No possibilities, it was all settled in advance: a bit of flirtation, a few giggles, brief bewilderment, then the alien, resigned look of a woman starting to keep house again, the first children, a bit of togetherness after the kitchen work, from the start not listened to, and in turn listening less and less, inner monologues, trouble with her legs, varicose veins, mute except for mumbling in her sleep, cancer of the womb, and finally, with death, destiny fulfilled. The girls in our town used to play a game based on the stations in a woman’s life: Tired/ Exhausted/Sick/Dying/Dead.

My mother was the next to last of five children. She was a good pupil; her teachers gave her the best possible marks and especially praised her neat handwriting. And then her school years were over. Learning had been a mere child’s game; once your compulsory education was completed and you began to grow up, there was no need of it. After that a girl stayed home, getting used to the staying at home that would be her future.

No fears, except for an animal fear in the dark and in storms; no changes, except for the change between heat and cold, wet and dry, comfort and discomfort.

The passage of time was marked by church festivals, slaps in the face for secret visits to the dance hall, fits of envy directed against her brothers, and the pleasure of singing in the choir. Everything else that happened in the world was a mystery; no newspapers were read except the Sunday bulletin of the diocese, and then only the serial. Sundays: boiled beef with horseradish sauce, the card game, the women humbly sitting there, a family photograph showing the first radio.

My mother was high-spirited; in the photographs she propped her hands on her hips or put her arm over her younger brother’s shoulder. She was always laughing and seemed incapable of doing anything else.

Rain—sun; outside—inside: feminine feelings were very much dependent on the weather, because “outside” was seldom allowed to mean anything but the yard and “inside” was invariably the house, without a room of one’s own.

The climate in that region is extremely variable: cold winters and sultry summers, but at sunset or even in the shade of a tree you shivered. Rain and more rain; from early September on, whole days of damp fog outside the tiny windows (they are hardly any larger today); drops of water on the clothes lines; toads jumping across your path in the dark; gnats, bugs, and moths even in the daytime; worms and wood lice under every log in the woodshed. You couldn’t help becoming dependent on those things; there was
nothing else. Seldom: desireless and somehow happy; usually: desireless and a little unhappy.

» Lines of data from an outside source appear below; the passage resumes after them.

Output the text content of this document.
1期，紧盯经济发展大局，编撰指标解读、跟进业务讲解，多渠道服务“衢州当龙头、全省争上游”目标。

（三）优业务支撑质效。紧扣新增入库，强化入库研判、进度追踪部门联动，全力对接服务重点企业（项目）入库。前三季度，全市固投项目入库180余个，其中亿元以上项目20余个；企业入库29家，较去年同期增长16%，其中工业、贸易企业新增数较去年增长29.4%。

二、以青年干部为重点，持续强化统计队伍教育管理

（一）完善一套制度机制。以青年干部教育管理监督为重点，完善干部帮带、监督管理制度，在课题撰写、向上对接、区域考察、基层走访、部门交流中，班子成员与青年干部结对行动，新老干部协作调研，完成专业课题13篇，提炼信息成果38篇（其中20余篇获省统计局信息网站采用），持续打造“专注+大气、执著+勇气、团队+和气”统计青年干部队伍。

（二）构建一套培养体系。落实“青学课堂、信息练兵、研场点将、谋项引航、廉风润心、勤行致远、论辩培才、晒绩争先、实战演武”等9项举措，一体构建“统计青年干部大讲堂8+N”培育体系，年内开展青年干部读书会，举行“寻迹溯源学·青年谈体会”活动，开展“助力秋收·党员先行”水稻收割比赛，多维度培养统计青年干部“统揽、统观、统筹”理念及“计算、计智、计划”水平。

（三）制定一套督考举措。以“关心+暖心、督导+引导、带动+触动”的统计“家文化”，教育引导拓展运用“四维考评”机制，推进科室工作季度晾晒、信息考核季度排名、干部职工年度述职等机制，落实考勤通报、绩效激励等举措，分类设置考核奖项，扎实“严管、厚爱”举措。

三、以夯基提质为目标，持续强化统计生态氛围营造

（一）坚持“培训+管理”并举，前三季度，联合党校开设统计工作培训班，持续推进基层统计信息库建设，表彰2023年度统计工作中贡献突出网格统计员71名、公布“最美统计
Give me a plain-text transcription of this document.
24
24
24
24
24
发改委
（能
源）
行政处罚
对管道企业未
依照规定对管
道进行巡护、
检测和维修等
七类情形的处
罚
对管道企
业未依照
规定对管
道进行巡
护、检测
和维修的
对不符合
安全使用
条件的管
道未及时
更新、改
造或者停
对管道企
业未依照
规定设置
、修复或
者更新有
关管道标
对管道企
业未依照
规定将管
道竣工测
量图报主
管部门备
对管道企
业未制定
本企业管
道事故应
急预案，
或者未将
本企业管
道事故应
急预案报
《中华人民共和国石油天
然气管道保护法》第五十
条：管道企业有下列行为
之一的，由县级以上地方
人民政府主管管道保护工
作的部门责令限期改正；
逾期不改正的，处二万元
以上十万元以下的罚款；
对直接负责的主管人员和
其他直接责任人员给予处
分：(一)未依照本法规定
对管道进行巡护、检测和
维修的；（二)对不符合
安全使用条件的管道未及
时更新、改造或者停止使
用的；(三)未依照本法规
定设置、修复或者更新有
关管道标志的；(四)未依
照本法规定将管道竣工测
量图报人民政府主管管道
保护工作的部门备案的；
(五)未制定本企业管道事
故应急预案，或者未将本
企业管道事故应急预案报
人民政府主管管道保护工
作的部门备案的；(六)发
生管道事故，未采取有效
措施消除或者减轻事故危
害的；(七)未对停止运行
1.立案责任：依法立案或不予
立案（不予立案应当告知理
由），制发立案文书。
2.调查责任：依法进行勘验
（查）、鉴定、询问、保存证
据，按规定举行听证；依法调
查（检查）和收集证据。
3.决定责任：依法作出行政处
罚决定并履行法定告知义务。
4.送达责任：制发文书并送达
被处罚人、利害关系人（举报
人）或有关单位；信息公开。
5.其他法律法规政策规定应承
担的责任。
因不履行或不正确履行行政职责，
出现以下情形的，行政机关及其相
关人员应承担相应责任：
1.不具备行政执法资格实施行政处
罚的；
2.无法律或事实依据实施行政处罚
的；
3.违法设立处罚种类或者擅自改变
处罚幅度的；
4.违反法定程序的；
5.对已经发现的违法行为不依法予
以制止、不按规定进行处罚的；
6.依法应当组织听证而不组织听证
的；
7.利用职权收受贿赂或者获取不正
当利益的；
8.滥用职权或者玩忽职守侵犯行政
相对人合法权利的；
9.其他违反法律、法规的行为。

No possibility of comparison with a different way of life: richer? Less hemmed in?

It began with my mother suddenly wanting something. She wanted to learn, because in learning her lessons as a child she had felt something of herself. Just as when we say, “I feel like myself”. For the first time, a desire, and she didn’t keep it to herself; she spoke of it time and time again, and in the end it became an obsession with her. My mother told me she had “begged” my grandfather to let her learn something. But it was out of the question, dismissed with a wave of the hand, unthinkable.

Still, our people had a traditional respect for accomplished facts: a pregnancy, a war, the state, ritual, and death. When at the age of fifteen or sixteen my mother ran away from home to learn cooking at some Hôtel du Lac, my grandfather let her have her own way,
because she was already gone
; and besides, there wasn’t much to be learned about cooking.

No other course was open to her; scullery maid, chambermaid, assistant cook, head cook. “People will always eat.” In the photographs, a flushed face, glowing cheeks, arm in arm with bashful, serious-looking girl friends; she was the life of the party; self-assured gaiety (“Nothing can happen to me”); exuberant, sociable, nothing to hide.